Signaling pathways and key genes enriched by SH045 treatment. A) Circle diagram of signals sent from and received by F4 fibroblasts in noncanonical (nc) WNT signaling pathway network. Differential number of possible interactions between the four major kidney cell types. B) Expression of key gene Wnt5a of ncWNT signaling network in F4 renal fibroblasts. C) Spatial expression level of Wnt5a in F4 fibroblasts from SH045 (left panel) and Vehicle (right panel) group.

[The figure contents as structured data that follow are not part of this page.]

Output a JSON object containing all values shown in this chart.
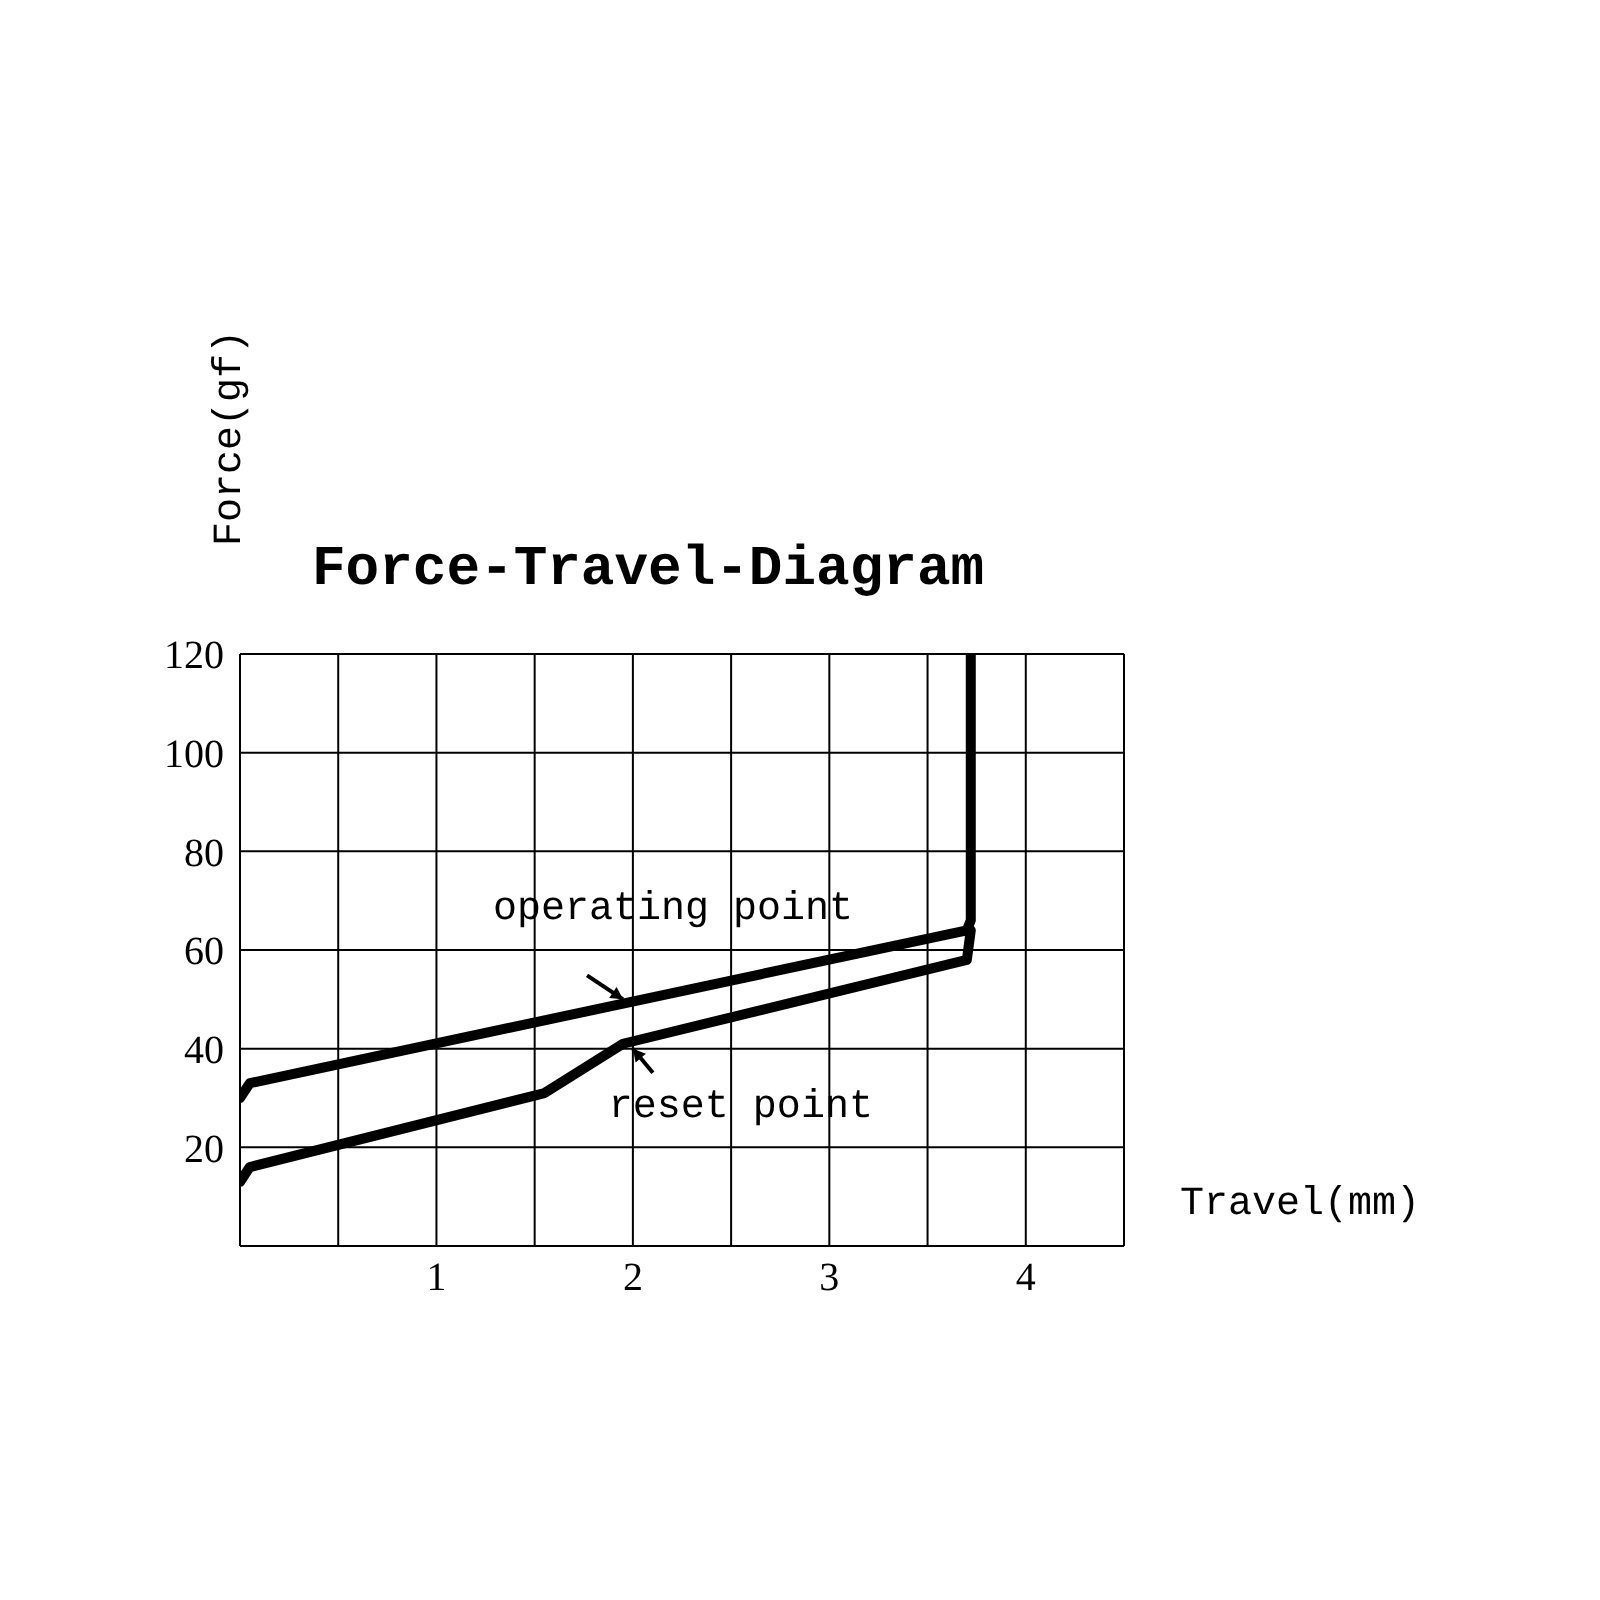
{
  "chart_data": {
    "type": "line",
    "title": "Force-Travel-Diagram",
    "xlabel": "Travel(mm)",
    "ylabel": "Force(gf)",
    "series": [
      {
        "color": "#000000",
        "x": [
          0,
          0.05,
          3.7,
          3.72,
          3.72
        ],
        "values": [
          30,
          33,
          64,
          66,
          120
        ]
      },
      {
        "color": "#000000",
        "x": [
          0,
          0.05,
          1.55,
          1.95,
          3.7,
          3.72
        ],
        "values": [
          13,
          16,
          31,
          41,
          58,
          64
        ]
      }
    ],
    "annotations": [
      {
        "text": "operating point",
        "x": 1.95,
        "y": 50
      },
      {
        "text": "reset point",
        "x": 2.0,
        "y": 40
      }
    ],
    "xlim": [
      0,
      4.5
    ],
    "ylim": [
      0,
      120
    ],
    "xticks": [
      {
        "value": 0,
        "label": null
      },
      {
        "value": 0.5,
        "label": null
      },
      1,
      {
        "value": 1.5,
        "label": null
      },
      2,
      {
        "value": 2.5,
        "label": null
      },
      3,
      {
        "value": 3.5,
        "label": null
      },
      4,
      {
        "value": 4.5,
        "label": null
      }
    ],
    "yticks": [
      {
        "value": 0,
        "label": null
      },
      20,
      40,
      60,
      80,
      100,
      120
    ],
    "grid": true,
    "legend": false,
    "marker": "none",
    "line_style": "solid"
  }
}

D) Circle diagram of signals sent from and received by Novel renal endothelial cells in GAS signaling pathway network. E) Expression of key gene gamma‐carboxyglutamic acid (Gla)‐containing protein gene (Gas6) of GAS signaling network in Novel renal endothelial cells. F) Circle diagram of signals sent from and received by Novel endothelial cells in Vascular endothelial growth factor (VEGF) signaling pathway network. G) Expression differences of key genes (Flt1 and Kdr) of VEGF signaling network in Novel renal endothelial cells. The thickness of the lines indicates the relative number of cell interactions. Red lines indicate higher number of predicted interactions in SH045 group. Spatial expression level of Flt1 H) and Kdr I) in Novel endothelial cells from SH045 (left panel) and Vehicle (right panel) group. LA, Large Artery; CA, Capillary Artery; DT, Distal tubule cells; IC, Intercalated cells; LH, Loop of Henle cells; PC, Principal cells; PT, Proximal tubule cells; UK, Unknown; IM, Inflammatory cells, F0‐F5 subpopulations of renal fibroblasts. * p < 0.05, ** p < 0.01.

Figure 9

Schematic illustration of the mechanism by which TRPC6 blockade improves renal fibrosis.